Twelve of them, half the group on a ridge above the trail, half blocking the path below. The formation suggested someone who had done enough hunting to know what an encirclement looked like and thought this was one.

Young Master Tan himself was at the front of the lower group, which told Markus he was operating on anger rather than judgment.

"You embarrassed me in the plaza," Tan said. His voice had the specific quality of someone who had spent several hours working up to this moment. "You made me back down in front of everyone. That doesn't go unanswered here."

"Your choice," Rosanne said. She was reading the same threat assessment Markus was — twelve Tier 3 practitioners, formation that didn't account for the team's actual capability at the current calibration stage.

Tan gestured.

The twelve came in.

What followed was the specific kind of engagement that happened when a large group of Tier 3 practitioners attacked a team of Tier 4 practitioners who had been running calibration drills for a week in an environment that had compressed their combat physics upward. Not a massacre — the team's approach throughout had been measured force, and the Ghost Sense training's body-awareness made the difference between incapacitation and something worse legible in real time.

Rosanne took the three nearest simultaneously, the atmospheric density she had adapted to making her footwork faster than the opposition expected.
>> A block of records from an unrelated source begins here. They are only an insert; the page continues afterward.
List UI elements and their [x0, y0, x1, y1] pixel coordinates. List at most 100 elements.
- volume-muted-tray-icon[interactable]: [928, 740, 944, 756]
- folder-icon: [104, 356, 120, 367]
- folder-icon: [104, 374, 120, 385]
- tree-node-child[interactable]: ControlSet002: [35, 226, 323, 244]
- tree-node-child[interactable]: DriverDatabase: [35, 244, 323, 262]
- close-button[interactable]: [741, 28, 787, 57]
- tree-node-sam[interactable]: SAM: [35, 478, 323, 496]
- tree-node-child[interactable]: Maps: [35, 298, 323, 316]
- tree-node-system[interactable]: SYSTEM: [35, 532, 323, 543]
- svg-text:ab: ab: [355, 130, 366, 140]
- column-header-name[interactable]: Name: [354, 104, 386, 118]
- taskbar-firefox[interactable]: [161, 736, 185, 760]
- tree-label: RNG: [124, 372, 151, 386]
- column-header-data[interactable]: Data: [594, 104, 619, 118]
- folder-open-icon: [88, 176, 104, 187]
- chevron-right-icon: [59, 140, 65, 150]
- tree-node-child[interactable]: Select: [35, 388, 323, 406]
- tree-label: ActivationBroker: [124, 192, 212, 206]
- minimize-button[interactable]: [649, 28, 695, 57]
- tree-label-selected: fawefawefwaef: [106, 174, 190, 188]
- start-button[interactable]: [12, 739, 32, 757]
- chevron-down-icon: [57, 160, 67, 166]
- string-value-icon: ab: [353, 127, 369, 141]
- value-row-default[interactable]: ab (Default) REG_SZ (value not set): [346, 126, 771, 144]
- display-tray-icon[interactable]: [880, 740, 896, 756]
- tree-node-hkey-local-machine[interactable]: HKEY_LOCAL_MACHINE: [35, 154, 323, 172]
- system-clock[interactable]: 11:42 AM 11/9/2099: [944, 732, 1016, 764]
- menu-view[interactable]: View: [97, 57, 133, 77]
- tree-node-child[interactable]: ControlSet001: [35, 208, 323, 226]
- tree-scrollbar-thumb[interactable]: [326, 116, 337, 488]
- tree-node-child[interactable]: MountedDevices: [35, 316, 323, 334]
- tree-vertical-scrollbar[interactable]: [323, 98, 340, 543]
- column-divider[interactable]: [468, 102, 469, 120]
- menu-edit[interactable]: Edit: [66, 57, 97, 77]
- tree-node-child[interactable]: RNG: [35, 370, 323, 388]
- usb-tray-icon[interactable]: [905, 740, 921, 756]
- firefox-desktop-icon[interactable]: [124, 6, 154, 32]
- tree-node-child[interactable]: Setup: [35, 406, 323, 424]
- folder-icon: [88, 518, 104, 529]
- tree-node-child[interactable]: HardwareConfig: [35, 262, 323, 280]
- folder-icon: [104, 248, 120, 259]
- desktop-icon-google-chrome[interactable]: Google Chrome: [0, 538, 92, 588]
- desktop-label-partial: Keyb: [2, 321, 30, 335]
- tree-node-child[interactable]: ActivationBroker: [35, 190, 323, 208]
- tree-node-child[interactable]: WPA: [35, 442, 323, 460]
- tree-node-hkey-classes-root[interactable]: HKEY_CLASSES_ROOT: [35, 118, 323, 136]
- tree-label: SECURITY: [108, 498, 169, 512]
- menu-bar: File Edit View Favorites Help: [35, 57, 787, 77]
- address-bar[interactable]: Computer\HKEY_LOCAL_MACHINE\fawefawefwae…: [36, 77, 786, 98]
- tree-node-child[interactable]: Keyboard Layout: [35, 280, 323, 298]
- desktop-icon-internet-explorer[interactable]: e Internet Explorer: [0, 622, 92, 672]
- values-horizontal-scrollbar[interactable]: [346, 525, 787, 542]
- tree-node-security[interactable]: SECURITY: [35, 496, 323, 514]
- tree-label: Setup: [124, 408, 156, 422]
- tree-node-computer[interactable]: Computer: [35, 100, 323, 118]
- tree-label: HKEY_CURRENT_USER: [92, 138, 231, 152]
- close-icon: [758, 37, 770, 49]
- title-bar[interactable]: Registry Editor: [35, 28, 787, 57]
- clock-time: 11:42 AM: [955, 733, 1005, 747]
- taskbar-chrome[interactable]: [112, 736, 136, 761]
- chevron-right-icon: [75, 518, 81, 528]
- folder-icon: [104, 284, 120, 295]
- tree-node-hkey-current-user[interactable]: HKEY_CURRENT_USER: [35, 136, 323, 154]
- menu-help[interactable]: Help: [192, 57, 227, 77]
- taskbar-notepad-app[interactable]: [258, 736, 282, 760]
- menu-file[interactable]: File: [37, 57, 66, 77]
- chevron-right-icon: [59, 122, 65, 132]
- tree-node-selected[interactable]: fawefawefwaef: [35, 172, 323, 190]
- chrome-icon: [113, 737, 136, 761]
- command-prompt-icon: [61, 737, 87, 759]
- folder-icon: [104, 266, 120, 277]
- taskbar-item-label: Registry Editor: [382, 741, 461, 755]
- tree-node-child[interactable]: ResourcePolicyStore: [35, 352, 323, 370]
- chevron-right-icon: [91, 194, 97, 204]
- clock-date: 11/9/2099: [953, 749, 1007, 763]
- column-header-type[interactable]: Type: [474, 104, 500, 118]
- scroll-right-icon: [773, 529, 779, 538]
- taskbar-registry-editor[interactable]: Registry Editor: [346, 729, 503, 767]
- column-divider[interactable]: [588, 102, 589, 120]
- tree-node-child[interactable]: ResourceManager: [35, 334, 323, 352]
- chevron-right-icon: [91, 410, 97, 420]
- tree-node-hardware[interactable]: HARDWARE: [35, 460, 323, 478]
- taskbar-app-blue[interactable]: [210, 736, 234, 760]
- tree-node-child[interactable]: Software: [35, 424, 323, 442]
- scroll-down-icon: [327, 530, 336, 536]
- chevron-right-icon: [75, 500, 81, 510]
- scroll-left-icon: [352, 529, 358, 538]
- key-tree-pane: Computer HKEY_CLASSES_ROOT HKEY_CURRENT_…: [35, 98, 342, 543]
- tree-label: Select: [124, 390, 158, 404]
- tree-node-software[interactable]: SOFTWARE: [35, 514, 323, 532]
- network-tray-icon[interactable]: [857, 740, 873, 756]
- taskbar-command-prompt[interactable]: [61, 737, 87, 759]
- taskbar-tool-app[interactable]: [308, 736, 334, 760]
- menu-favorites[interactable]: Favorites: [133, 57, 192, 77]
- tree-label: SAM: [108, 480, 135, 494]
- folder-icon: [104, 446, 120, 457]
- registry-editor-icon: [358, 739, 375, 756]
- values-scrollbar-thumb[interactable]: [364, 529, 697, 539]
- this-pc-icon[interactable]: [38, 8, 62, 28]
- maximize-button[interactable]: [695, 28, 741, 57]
Jessica and Donna handled the ridge group with the combination that disrupted mana-channel coordination without the more permanent option. Mika's constraint technique pinned Tan himself without the thermal output engaged.

Twelve Tier 3 practitioners, incapacitated. Time elapsed: approximately ninety seconds.

None of them dead. Three with channel stress injuries that would require medical attention. Two with fractures from impact with the basalt terrain that their armour hadn't fully absorbed.

Tan was uninjured, pinned under the ice constraint, looking up at Markus with an expression that had moved through several emotional states and arrived at something that was probably closer to accurate self-assessment than anything he'd had before the engagement.

"The medical facility in the settlement is equipped for your people's injuries," Markus said. "Get them there." He released the constraint. "And consider what the Platinum zone would have looked like for you if you'd followed through on the original plan."

He helped two of the incapacitated guard into positions they could be moved from and sent the spatial sense's injury assessment to the team's channel so they could triage who needed immediate attention.

Tan, to his credit, did not say anything further.

He began coordinating the extraction of his people back toward the settlement.

Markus watched this and then turned back toward the trail.

"The registry," he said.

"The cores," Rosanne said.

They went to submit the contract completion.